As a baby when I started crawling, I loved to get hold of all that was reachable to me. My parents set me free to crawl on the floor and they loved to watch me crawling on the floor and trying to grab things with my tiny little palms. Oh… what a cute and lovely moments they were! During those days I loved to lay my hands on the burning mosquito coil in the darkness of night. Many times my father took me back from grabbing the burning coil. But one night I finally grabbed the burning mosquito coil and as result my left pointing finger got burnt. Though my wound was healed but it gave away a burn mark and every time I looked at it. This reminds me, “Freedom is Costly!!!”

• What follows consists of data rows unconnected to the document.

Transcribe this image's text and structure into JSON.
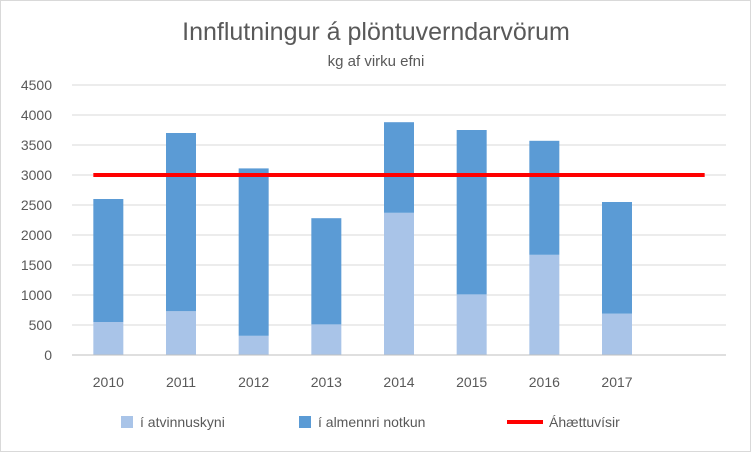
{
  "chart_data": {
    "type": "bar",
    "stacked": true,
    "title": "Innflutningur á plöntuverndarvörum",
    "subtitle": "kg af virku efni",
    "xlabel": "",
    "ylabel": "",
    "categories": [
      "2010",
      "2011",
      "2012",
      "2013",
      "2014",
      "2015",
      "2016",
      "2017"
    ],
    "ylim": [
      0,
      4500
    ],
    "yticks": [
      "0",
      "500",
      "1000",
      "1500",
      "2000",
      "2500",
      "3000",
      "3500",
      "4000",
      "4500"
    ],
    "grid": true,
    "legend_position": "bottom",
    "series": [
      {
        "name": "í atvinnuskyni",
        "color": "#a9c4e8",
        "values": [
          550,
          730,
          320,
          510,
          2370,
          1010,
          1670,
          690
        ]
      },
      {
        "name": "í almennri notkun",
        "color": "#5b9bd5",
        "values": [
          2050,
          2970,
          2790,
          1770,
          1510,
          2740,
          1900,
          1860
        ]
      }
    ],
    "reference_line": {
      "name": "Áhættuvísir",
      "value": 3000,
      "color": "#ff0000"
    }
  }
}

The Bible says, “I have the right to do anything,” you say—but not everything is beneficial. “I have the right to do anything”—but I will not be mastered by anything.

Since the creation of Mankind, the first blessing of God gave to human being is, “Be fruitful and increase in number, fill the earth and subdue it. Rule over the fish in the sea and the birds in the sky and over every living creature that moves on the ground.” My parents kept me free to crawl around but why was I hurt while enjoying that freedom?

Though we are eternally blessed to RULE, why are we still in captivity?

Our family gives us some freedom – Our society gives us some freedom – Our Constitution gives us some freedom but that doesn’t mean we are Absolutely free! Freedom without PRINCIPLE is not freedom, it’s ANARCHY and in return it takes our joy and holiness into account.

Someone has rightly said, ‘there is no free lunch’! In my innocence, as I violated my freedom I became a slave to the burn mark on my body and in turn my father Paid the Price of my violation by paying the bill of my treatment. My passport approves me as the Citizen of “Republic of INDIA” but I didn’t pay the price. I enjoy my free citizenship because of my freedom fighters and my free citizenship is secured because my soldiers are paying the price.

Warren Buffet said, “Price is what is Paid, Value is what is Received!”

The Bible says, “Live as free people, but do not use your freedom as a cover-up for evil; live as God’s slaves”. My freedom is not my absolute enjoyment rather it should be my Obligation to my father, who paid the price and I received its value in return.

Freedom is Costly and someone has Paid the Price!

Let’s live worthy of it!

Stay FREE, don’t get entangled in slavery!